Es fácil verlo en la sociedad actual. Se endiosa la “libertad” de endeudarse sin intención de pagar, de exigir sin aportar, de reclamar derechos sin aceptar deberes. El libertinaje es precisamente eso: querer los frutos de la libertad sin el peso de la responsabilidad. Es la actitud de quien rompe una regla y luego se indigna cuando la realidad le cobra la factura. Y en ese juego perverso, el Estado aparece como el gran protector de los irresponsables, el garante de que nadie sufra las consecuencias de sus propios actos… con el dinero y la libertad de los demás, por supuesto.
Pero la verdadera libertad no es un regalo ni un estado natural, sino una conquista personal. Nadie nace libre en el sentido pleno de la palabra. La libertad se aprende, se gana con el desarrollo de la responsabilidad. Por eso, los niños no son plenamente libres; sus decisiones dependen de la guía de sus padres, quienes asumen la responsabilidad hasta que ellos sean capaces de hacerlo por sí mismos. No es que se les “niegue” la libertad, es que su capacidad de ejercerla aún no está lista. Un joven que aún no comprende las consecuencias de sus actos no está ejerciendo su libertad cuando se lanza al vacío; está demostrando que todavía no entiende qué significa ser libre.

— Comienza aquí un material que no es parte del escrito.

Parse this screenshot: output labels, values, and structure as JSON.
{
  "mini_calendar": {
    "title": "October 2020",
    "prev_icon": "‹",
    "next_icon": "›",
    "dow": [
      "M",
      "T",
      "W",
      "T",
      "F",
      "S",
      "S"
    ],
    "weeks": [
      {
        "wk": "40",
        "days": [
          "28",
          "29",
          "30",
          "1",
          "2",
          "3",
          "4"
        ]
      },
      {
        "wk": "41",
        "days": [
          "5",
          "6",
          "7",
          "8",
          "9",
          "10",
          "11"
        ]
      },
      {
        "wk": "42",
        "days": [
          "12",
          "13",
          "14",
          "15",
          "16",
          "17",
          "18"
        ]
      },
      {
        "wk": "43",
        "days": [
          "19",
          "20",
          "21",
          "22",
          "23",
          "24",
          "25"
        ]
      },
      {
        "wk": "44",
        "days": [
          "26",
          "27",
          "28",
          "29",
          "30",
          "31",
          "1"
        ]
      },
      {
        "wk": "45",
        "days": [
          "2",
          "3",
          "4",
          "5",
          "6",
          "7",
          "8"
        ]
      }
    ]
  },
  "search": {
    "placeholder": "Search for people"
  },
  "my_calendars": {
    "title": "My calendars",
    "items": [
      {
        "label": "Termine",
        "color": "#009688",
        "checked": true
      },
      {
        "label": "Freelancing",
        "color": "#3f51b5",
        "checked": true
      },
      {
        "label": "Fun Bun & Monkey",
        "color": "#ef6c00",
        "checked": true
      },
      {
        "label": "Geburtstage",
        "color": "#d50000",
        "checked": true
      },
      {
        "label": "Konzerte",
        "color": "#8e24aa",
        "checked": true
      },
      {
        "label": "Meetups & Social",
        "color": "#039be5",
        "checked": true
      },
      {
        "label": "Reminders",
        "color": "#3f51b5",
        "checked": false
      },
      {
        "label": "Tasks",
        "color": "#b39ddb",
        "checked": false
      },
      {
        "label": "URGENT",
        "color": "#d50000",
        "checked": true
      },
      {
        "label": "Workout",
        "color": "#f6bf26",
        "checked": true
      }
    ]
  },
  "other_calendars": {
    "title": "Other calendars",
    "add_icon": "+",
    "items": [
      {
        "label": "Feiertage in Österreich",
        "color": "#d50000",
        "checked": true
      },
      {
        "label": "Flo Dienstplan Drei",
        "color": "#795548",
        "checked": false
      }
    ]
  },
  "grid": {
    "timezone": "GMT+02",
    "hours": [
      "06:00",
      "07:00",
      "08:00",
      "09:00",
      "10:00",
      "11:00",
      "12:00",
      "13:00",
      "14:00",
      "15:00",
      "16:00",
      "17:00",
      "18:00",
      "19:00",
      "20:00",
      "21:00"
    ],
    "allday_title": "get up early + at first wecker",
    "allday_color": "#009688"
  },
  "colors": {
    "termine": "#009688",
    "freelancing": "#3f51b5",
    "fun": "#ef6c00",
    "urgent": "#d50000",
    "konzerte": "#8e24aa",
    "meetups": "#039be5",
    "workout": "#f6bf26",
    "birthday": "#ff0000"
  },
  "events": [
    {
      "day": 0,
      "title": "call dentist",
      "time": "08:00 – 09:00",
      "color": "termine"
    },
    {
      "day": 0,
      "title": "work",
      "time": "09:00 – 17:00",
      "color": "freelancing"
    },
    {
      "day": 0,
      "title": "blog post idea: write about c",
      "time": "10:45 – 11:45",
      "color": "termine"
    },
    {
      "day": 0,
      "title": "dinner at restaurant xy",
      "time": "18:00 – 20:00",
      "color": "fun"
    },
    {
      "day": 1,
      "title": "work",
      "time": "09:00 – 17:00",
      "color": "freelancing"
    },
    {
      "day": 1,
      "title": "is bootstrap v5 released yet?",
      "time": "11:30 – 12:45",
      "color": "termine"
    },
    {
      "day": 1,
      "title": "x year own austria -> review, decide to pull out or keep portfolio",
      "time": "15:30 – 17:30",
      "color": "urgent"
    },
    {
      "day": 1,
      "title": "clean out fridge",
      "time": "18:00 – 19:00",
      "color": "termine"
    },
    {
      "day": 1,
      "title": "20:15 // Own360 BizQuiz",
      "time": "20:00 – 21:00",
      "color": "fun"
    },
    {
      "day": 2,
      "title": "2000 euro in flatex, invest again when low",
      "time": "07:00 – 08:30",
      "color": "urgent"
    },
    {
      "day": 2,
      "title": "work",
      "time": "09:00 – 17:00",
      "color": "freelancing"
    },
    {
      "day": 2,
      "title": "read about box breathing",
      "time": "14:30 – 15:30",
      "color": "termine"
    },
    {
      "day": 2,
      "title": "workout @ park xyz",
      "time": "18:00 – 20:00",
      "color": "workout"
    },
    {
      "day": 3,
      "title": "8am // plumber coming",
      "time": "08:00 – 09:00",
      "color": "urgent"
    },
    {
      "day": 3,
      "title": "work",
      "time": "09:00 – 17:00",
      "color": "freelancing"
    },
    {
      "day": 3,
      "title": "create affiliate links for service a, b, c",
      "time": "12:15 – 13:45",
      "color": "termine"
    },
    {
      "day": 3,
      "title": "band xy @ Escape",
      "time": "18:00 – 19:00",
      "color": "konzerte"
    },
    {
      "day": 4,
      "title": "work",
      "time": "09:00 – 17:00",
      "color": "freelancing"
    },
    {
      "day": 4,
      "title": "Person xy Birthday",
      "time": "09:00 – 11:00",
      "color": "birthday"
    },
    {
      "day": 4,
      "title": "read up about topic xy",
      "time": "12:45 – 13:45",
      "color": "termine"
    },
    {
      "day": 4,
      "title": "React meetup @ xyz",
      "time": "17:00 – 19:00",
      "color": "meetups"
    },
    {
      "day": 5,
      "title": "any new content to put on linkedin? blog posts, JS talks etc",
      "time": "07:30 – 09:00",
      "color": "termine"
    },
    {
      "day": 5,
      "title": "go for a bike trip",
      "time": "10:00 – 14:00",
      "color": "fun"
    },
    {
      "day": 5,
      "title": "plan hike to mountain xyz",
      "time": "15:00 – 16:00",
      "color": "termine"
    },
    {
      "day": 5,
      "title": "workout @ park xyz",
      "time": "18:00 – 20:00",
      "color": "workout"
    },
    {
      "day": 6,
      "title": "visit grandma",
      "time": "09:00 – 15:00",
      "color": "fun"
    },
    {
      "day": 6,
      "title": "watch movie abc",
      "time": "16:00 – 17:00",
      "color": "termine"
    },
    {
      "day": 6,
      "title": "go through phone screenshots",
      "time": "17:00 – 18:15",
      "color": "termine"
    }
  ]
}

Y ese es el gran problema del estatismo: fomenta una sociedad de inmaduros, de niños grandes que exigen que papá Estado los rescate cuando las cosas no salen como esperaban. La libertad verdadera no es hacer lo que se quiera y que otros paguen la cuenta, sino la capacidad de gobernarse a sí mismo, de asumir las riendas de la propia vida con todas sus consecuencias. Y quien no está dispuesto a asumirlas, no está pidiendo libertad. Está buscando excusas para actuar irresponsablemente sin repercusión alguna.
La pregunta es: ¿queremos ser hombres libres o niños con un gobierno-niñera que nos lleve de la mano? Y esa es precisamente la respuesta que define el destino de cualquier sociedad.